E-books help boys’ reading progress, says NLT report

E-books help boys’ reading progress, says NLT report

The National Literacy Trust (NLT) has today (9th December) released a report claiming that e-books improve boys’ enjoyment of and progress with reading.

The report, funded by school e-book provider R M Books, is based on a survey of 40 schools and 468 pupils in the UK, ranging in ages between eight and 16. All participating schools were asked to design their own reading project and track pupils’ reading habits using R M Books software.

According to the findings, boys’ reading age improved an average 8.4 months over the course of the study. The percentage of boys that thought reading was difficult almost halved from 28% to 15.9%, and after the project ended more than two-thirds said reading was cool (66.5%), compared to 34.4% at the start.

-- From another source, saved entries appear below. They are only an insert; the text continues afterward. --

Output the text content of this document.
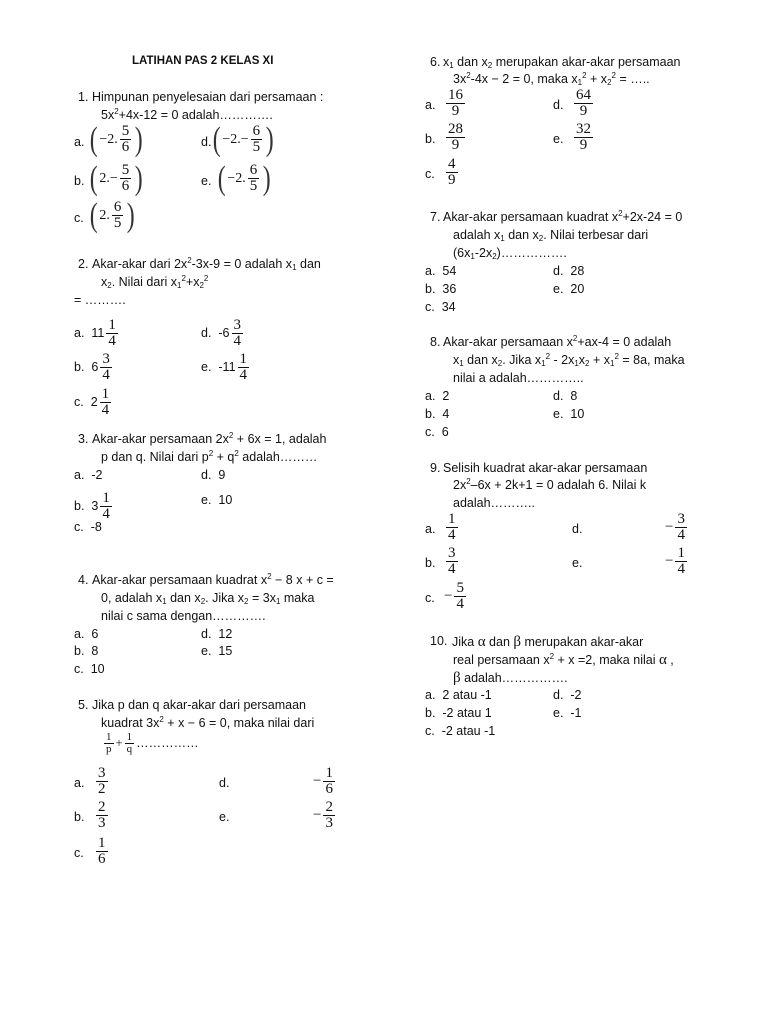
LATIHAN PAS 2 KELAS XI
1. Himpunan penyelesaian dari persamaan :
$5x^2+4x-12 = 0$ adalah………….
a. ( −2. $\frac{5}{6}$ )
b. ( $2.- \frac{5}{6}$ )
c. ( 2. $\frac{6}{5}$ )
d. ( $-2.- \frac{6}{5}$ )
e. ( −2. $\frac{6}{5}$ )
2. Akar-akar dari $2x^2-3x-9 = 0$ adalah $x_1$ dan
$x_2$. Nilai dari $x_1^2+x_2^2$
= ……….
a. $11 \frac{1}{4}$
b. $6 \frac{3}{4}$
c. $2 \frac{1}{4}$
d. $-6 \frac{3}{4}$
e. $-11 \frac{1}{4}$
3. Akar-akar persamaan $2x^2 + 6x = 1$, adalah
p dan q. Nilai dari $p^2 + q^2$ adalah………
a. -2
b. $3 \frac{1}{4}$
c. -8
d. 9
e. 10
4. Akar-akar persamaan kuadrat $x^2 - 8$ x + c =
0, adalah $x_1$ dan $x_2$. Jika $x_2 = 3x_1$ maka
nilai c sama dengan………….
a. 6
b. 8
c. 10
d. 12
e. 15
5. Jika p dan q akar-akar dari persamaan
kuadrat $3x^2 + x - 6 = 0$, maka nilai dari
$\frac{1}{p} + \frac{1}{q}$ ……………
a. $\frac{3}{2}$
b. $\frac{2}{3}$
c. $\frac{1}{6}$
d.	− $\frac{1}{6}$
e.	− $\frac{2}{3}$
6. $x_1$ dan $x_2$ merupakan akar-akar persamaan
$3x^2-4x - 2 = 0$, maka $x_1^2 + x_2^2$ = …..
a. $\frac{16}{9}$
b. $\frac{28}{9}$
c. $\frac{4}{9}$
d. $\frac{64}{9}$
e. $\frac{32}{9}$
7. Akar-akar persamaan kuadrat $x^2+2x-24 = 0$
adalah $x_1$ dan $x_2$. Nilai terbesar dari
$(6x_1-2x_2)\dots\dots\dots\dots\dots$.
a. 54
b. 36
c. 34
d. 28
e. 20
8. Akar-akar persamaan $x^2+ax-4 = 0$ adalah
$x_1$ dan $x_2$. Jika $x_1^2 - 2x_1x_2 + x_1^2 = 8a$, maka
nilai a adalah…………..
a. 2
b. 4
c. 6
d. 8
e. 10
9. Selisih kuadrat akar-akar persamaan
$2x^2-6x + 2k+1 = 0$ adalah 6. Nilai k
adalah………..
a. $\frac{1}{4}$
b. $\frac{3}{4}$
c. − $\frac{5}{4}$
d.	− $\frac{3}{4}$
e.	− $\frac{1}{4}$
10. Jika α dan β merupakan akar-akar
real persamaan $x^2 + x =2$, maka nilai α ,
β adalah…………….
a. 2 atau -1
b. -2 atau 1
c. -2 atau -1
d. -2
e. -1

Girls’ reading also improved, although the differences were not so marked, as their reading levels increased by an average of 7.2 months.

Reading enjoyment increased in particular for boys who started with low levels of engagement, and the number who spent more than an hour reading digitally tripled from 8.1% to 24.5%.

Overall, 59.4% of all pupils who took part said they enjoyed reading before the study began. This rose to 64.1% post-project.

When asked what they liked about reading digitally compared to paper, one said paper “is a bit boring unless it’s something you’re really into”, whilst another said: “In a book your vision goes, there are so many words, words after words after words, but on a screen you can scroll down how you’d like.”

However, one respondent said paper was better because “on a phone you have loads of apps that notify you and on a computer if you get bored you can just go and search for something else and play games and stuff”.

Irene Picton, NLT research manager, said the study “clearly shows” the impact e-books can have on reading enjoyment. “Children who enjoy reading are more likely to do better at school and beyond, so finding ways to help children enjoy reading and to do so more often is vital to increase their literacy.

She added: “It is important to recognise the increased reading opportunities that technology offers pupils and how it can help children who struggle to read, for example by giving them the option of increasing the font size of the text.”

The NLT also quoted stats from its most recent annual literacy survey, which showed that 75.2% of children enjoy reading using technology, whilst only 56.7% who enjoy reading on paper.

The full study into e-reading, entitled The Impact of e-books on the Reading Motivation and Reading Skills of Young People: a study of schools using RM Books, is available on the NLT’s website.